Sub-linear Memory Sketches for Near Neighbor Search on Streaming Data
This work addresses the memory-accuracy tradeoff for nearest neighbor search in streaming applications like social media friend recommendation, though it is incremental as it builds on existing techniques like LSH and compressed sensing.
The paper tackles the problem of nearest neighbor search on streaming data by developing a sublinear memory sketch that compresses datasets to size O(N^b log^3 N) for b < 1, achieving orders of magnitude better compression than random projection methods while retaining the ability to report nearest neighbors for stable queries.

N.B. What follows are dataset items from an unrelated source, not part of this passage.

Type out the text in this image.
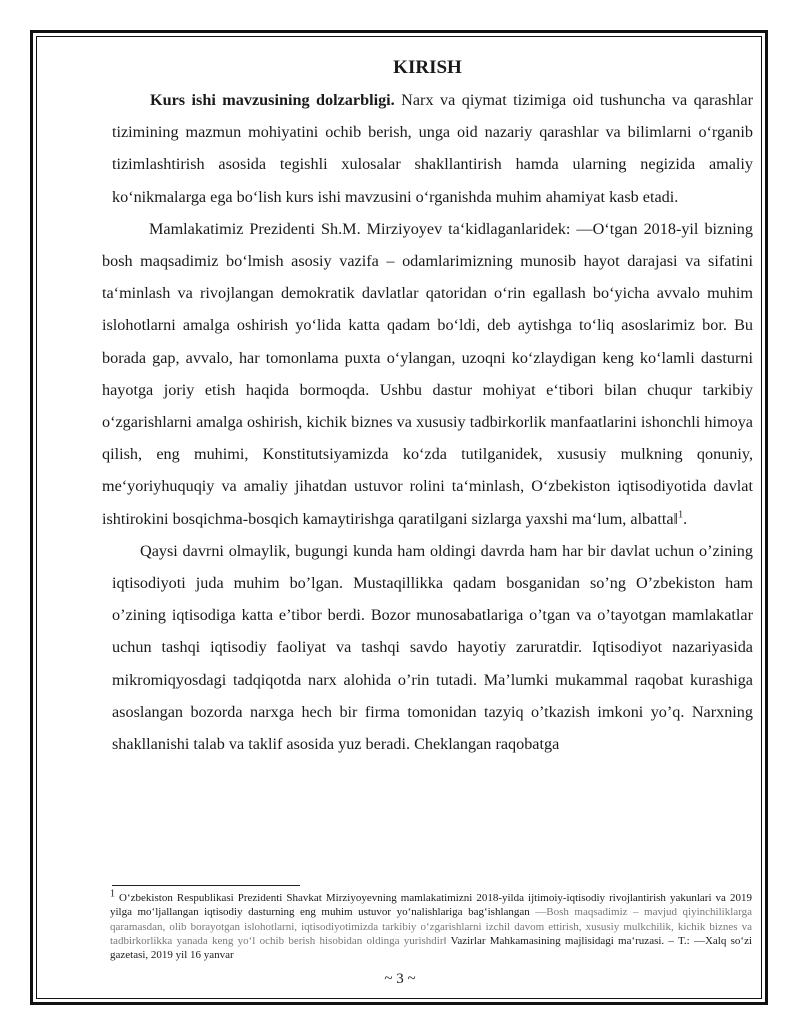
KIRISH

Kurs ishi mavzusining dolzarbligi. Narx va qiymat tizimiga oid tushuncha va qarashlar tizimining mazmun mohiyatini ochib berish, unga oid nazariy qarashlar va bilimlarni o‘rganib tizimlashtirish asosida tegishli xulosalar shakllantirish hamda ularning negizida amaliy ko‘nikmalarga ega bo‘lish kurs ishi mavzusini o‘rganishda muhim ahamiyat kasb etadi.

Mamlakatimiz Prezidenti Sh.M. Mirziyoyev ta‘kidlaganlaridek: ―O‘tgan 2018-yil bizning bosh maqsadimiz bo‘lmish asosiy vazifa – odamlarimizning munosib hayot darajasi va sifatini ta‘minlash va rivojlangan demokratik davlatlar qatoridan o‘rin egallash bo‘yicha avvalo muhim islohotlarni amalga oshirish yo‘lida katta qadam bo‘ldi, deb aytishga to‘liq asoslarimiz bor. Bu borada gap, avvalo, har tomonlama puxta o‘ylangan, uzoqni ko‘zlaydigan keng ko‘lamli dasturni hayotga joriy etish haqida bormoqda. Ushbu dastur mohiyat e‘tibori bilan chuqur tarkibiy o‘zgarishlarni amalga oshirish, kichik biznes va xususiy tadbirkorlik manfaatlarini ishonchli himoya qilish, eng muhimi, Konstitutsiyamizda ko‘zda tutilganidek, xususiy mulkning qonuniy, me‘yoriyhuquqiy va amaliy jihatdan ustuvor rolini ta‘minlash, O‘zbekiston iqtisodiyotida davlat ishtirokini bosqichma-bosqich kamaytirishga qaratilgani sizlarga yaxshi ma‘lum, albatta‖$^1$.

Qaysi davrni olmaylik, bugungi kunda ham oldingi davrda ham har bir davlat uchun o’zining iqtisodiyoti juda muhim bo’lgan. Mustaqillikka qadam bosganidan so’ng O’zbekiston ham o’zining iqtisodiga katta e’tibor berdi. Bozor munosabatlariga o’tgan va o’tayotgan mamlakatlar uchun tashqi iqtisodiy faoliyat va tashqi savdo hayotiy zaruratdir. Iqtisodiyot nazariyasida mikromiqyosdagi tadqiqotda narx alohida o’rin tutadi. Ma’lumki mukammal raqobat kurashiga asoslangan bozorda narxga hech bir firma tomonidan tazyiq o’tkazish imkoni yo’q. Narxning shakllanishi talab va taklif asosida yuz beradi. Cheklangan raqobatga

$^1$ O‘zbekiston Respublikasi Prezidenti Shavkat Mirziyoyevning mamlakatimizni 2018-yilda ijtimoiy-iqtisodiy rivojlantirish yakunlari va 2019 yilga mo‘ljallangan iqtisodiy dasturning eng muhim ustuvor yo‘nalishlariga bag‘ishlangan ―Bosh maqsadimiz – mavjud qiyinchiliklarga qaramasdan, olib borayotgan islohotlarni, iqtisodiyotimizda tarkibiy o‘zgarishlarni izchil davom ettirish, xususiy mulkchilik, kichik biznes va tadbirkorlikka yanada keng yo‘l ochib berish hisobidan oldinga yurishdir‖ Vazirlar Mahkamasining majlisidagi ma‘ruzasi. – T.: ―Xalq so‘zi gazetasi, 2019 yil 16 yanvar

~ 3 ~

We present the first sublinear memory sketch that can be queried to find the nearest neighbors in a dataset. Our online sketching algorithm compresses an N element dataset to a sketch of size $O(N^b \log^3 N)$ in $O(N^{(b+1)} \log^3 N)$ time, where $b < 1$. This sketch can correctly report the nearest neighbors of any query that satisfies a stability condition parameterized by $b$. We achieve sublinear memory performance on stable queries by combining recent advances in locality sensitive hash (LSH)-based estimators, online kernel density estimation, and compressed sensing. Our theoretical results shed new light on the memory-accuracy tradeoff for nearest neighbor search, and our sketch, which consists entirely of short integer arrays, has a variety of attractive features in practice. We evaluate the memory-recall tradeoff of our method on a friend recommendation task in the Google Plus social media network. We obtain orders of magnitude better compression than the random projection based alternative while retaining the ability to report the nearest neighbors of practical queries.